Mittwoch, 13. Juli 2011

Kampf gegen den Selbstzwang zur Lohnarbeit

Die Inhaberin des Waffel-Verkaufsstands im Ostseebad Wustrow entzieht sich seit Jahren auf bemerkenswerte Weise dem Druck kapitalistischer Verwertungslogik: Trotz Monopolstellung, trotz langer Schlangen vor ihrem Laden, trotz vieler potentieller Kunden, die angesichts dieser Schlangen sich das Waffelkaufen schulterzuckend verkneifen, besteht die fettleibige Dame des profanen Subgenres des Konditoreigewerbes darauf, mit nur einem Waffeleisen klarzukommen. Dieser scheinbare Mangel an Produktionsmitteln verschafft der Madam immerhin zwischen ihren kurzen Teigaufgieß-Arbeits-Stößen angenehme Pausen von zirka 3 Minuten. Ungeachtet der enormen Nachfrage in der Urlaubs-Hochsaison öffnet sie ihre Bude erst mittags, und so kommt sie bei einem Acht-Stunden-Tag auf eine Gesamt-Pausen-Zeit von sechs Stunden. Dieser Luxus wäre natürlich hin, sobald sie sich ein zweites Waffel-Eisen zulegen würde. Die Profanität des Waffelgenusses für Urlauber darf den Kampf gegen den Selbstzwang zur Lohnarbeit nicht erschüttern. Wollen wir hoffen, dass sich unter all den Eis-, Wurst- und Fischbuden kein Konkurrent findet, der sich für 27,- Euro ein Waffeleisen in seine Eisbude stellt.

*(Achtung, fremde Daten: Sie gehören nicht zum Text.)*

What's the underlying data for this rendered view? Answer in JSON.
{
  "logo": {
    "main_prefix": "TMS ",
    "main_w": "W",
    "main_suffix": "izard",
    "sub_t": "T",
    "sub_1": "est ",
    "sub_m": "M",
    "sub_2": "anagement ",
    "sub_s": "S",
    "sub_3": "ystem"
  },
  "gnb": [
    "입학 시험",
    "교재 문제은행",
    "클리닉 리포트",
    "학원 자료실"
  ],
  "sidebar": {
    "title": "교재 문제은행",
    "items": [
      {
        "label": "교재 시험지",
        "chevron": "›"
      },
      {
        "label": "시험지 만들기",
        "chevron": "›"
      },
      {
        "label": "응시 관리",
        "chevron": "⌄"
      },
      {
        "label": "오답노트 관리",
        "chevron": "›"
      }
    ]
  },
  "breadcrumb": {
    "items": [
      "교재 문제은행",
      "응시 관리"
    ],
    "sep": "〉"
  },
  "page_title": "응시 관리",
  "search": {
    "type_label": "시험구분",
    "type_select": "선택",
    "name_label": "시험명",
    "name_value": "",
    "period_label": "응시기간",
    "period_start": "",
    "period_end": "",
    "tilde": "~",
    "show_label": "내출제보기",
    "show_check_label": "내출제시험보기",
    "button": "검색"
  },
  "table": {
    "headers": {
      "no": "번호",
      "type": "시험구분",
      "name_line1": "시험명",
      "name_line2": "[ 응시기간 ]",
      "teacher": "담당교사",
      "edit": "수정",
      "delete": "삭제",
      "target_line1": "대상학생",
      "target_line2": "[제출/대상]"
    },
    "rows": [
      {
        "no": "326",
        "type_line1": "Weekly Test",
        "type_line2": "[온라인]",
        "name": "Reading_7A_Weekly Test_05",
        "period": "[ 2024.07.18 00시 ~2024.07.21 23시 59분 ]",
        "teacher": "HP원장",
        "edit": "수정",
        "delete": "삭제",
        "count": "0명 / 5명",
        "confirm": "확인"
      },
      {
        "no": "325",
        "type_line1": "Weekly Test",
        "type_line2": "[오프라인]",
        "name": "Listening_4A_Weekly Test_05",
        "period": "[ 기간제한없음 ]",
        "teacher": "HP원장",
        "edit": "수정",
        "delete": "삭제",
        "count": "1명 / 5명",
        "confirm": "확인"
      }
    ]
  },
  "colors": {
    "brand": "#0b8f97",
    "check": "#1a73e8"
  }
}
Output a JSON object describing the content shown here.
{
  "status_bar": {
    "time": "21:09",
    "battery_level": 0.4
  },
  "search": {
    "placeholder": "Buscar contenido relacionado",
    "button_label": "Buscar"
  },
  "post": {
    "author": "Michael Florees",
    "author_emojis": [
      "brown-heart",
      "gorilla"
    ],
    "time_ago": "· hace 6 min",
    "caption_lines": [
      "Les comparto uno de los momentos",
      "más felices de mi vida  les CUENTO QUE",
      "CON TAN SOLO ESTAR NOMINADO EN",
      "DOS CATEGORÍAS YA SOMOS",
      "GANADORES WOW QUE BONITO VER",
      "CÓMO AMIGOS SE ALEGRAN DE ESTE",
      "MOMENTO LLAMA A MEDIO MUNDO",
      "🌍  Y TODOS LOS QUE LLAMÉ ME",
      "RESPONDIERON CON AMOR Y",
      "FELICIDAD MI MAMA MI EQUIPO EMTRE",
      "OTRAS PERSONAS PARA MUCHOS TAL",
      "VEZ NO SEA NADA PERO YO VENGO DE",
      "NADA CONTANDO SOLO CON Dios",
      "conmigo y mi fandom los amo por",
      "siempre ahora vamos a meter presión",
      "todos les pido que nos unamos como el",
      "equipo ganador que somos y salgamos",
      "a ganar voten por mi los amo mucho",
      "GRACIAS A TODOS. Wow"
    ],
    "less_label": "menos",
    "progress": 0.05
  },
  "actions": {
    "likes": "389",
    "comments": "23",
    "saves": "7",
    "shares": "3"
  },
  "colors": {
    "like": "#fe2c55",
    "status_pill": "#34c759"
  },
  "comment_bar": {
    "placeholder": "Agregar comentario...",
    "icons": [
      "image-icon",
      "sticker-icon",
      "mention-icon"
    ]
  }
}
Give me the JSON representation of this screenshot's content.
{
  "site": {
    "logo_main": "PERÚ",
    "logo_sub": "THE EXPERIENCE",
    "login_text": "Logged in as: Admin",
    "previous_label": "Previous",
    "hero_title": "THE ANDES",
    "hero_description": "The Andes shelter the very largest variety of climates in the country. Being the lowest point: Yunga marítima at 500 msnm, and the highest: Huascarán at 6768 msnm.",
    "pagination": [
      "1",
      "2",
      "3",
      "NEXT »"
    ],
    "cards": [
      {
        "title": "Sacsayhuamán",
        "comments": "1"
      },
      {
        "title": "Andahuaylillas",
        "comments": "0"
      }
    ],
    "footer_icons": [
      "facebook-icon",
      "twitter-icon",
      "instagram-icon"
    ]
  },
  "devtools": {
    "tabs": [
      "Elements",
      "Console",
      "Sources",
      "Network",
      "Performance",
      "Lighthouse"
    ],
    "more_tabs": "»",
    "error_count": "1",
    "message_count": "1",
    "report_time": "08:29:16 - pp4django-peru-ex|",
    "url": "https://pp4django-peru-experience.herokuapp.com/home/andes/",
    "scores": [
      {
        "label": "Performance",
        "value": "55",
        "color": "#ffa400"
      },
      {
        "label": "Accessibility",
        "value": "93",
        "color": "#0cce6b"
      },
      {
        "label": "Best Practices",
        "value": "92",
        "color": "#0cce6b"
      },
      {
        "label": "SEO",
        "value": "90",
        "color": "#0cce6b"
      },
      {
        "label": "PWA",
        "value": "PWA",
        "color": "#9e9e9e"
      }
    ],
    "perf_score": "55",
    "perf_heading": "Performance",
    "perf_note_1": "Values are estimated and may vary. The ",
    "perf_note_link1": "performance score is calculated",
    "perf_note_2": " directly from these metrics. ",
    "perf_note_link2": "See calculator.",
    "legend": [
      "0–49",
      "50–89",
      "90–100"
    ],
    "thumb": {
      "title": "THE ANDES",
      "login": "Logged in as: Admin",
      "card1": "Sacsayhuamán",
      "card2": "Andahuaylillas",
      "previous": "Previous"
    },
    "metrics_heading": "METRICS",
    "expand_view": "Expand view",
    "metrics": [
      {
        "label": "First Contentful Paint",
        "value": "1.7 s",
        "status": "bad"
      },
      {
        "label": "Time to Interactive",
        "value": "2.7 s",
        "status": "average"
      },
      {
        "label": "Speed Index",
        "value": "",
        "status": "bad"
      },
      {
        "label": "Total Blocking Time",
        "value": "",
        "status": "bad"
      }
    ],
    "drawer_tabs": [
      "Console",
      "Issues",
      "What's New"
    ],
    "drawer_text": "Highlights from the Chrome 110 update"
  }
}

Unser alter Freund und Verfasser des liebreizenden Buches "Die Schwarte Mamba" Gotti, wird uns morgen durch seine Anwesenheit beehren.

Donnerstag, 7. Juli 2011

Müller. Nein, nicht der.

"Eine Mühle seh ich blinken
aus den Erlen heraus.
Durch Rauschen und Singen
Bricht Rädergebraus
Ei willkommen, ei willkommen
Süßer Mühlengesang!"

Die romantischen Dichter des 19. Jahrhunderts konnten durchaus auf ein gemeinsames Verständnis der Alltagswelt bauen?
Wer kann heute noch eine Erle von einer Ulme unterscheiden?
Wer weiß, wo sich die nächste Mühle in seiner Umgebung befindet? (Kleiner Tip: "Back-Shop 2000" ist es nicht.)
Und wer wüsste, wie der Dichter dieser Zeilen heißt, die längst vergessen wären, wenn sie nicht durch einen österreichischen Komponisten konserviert worden wären. (Wobei "österreichischer Komponist" für das 19. Jahrhundert beinahe ein Pleonasmus ist.)

Gerhard Henschel, dessen Werke aneinandergelegt eine Reise für zwei Personen von hier bis nach Indonesien ergäben, beehrt uns heute mit seiner Anwesenheit.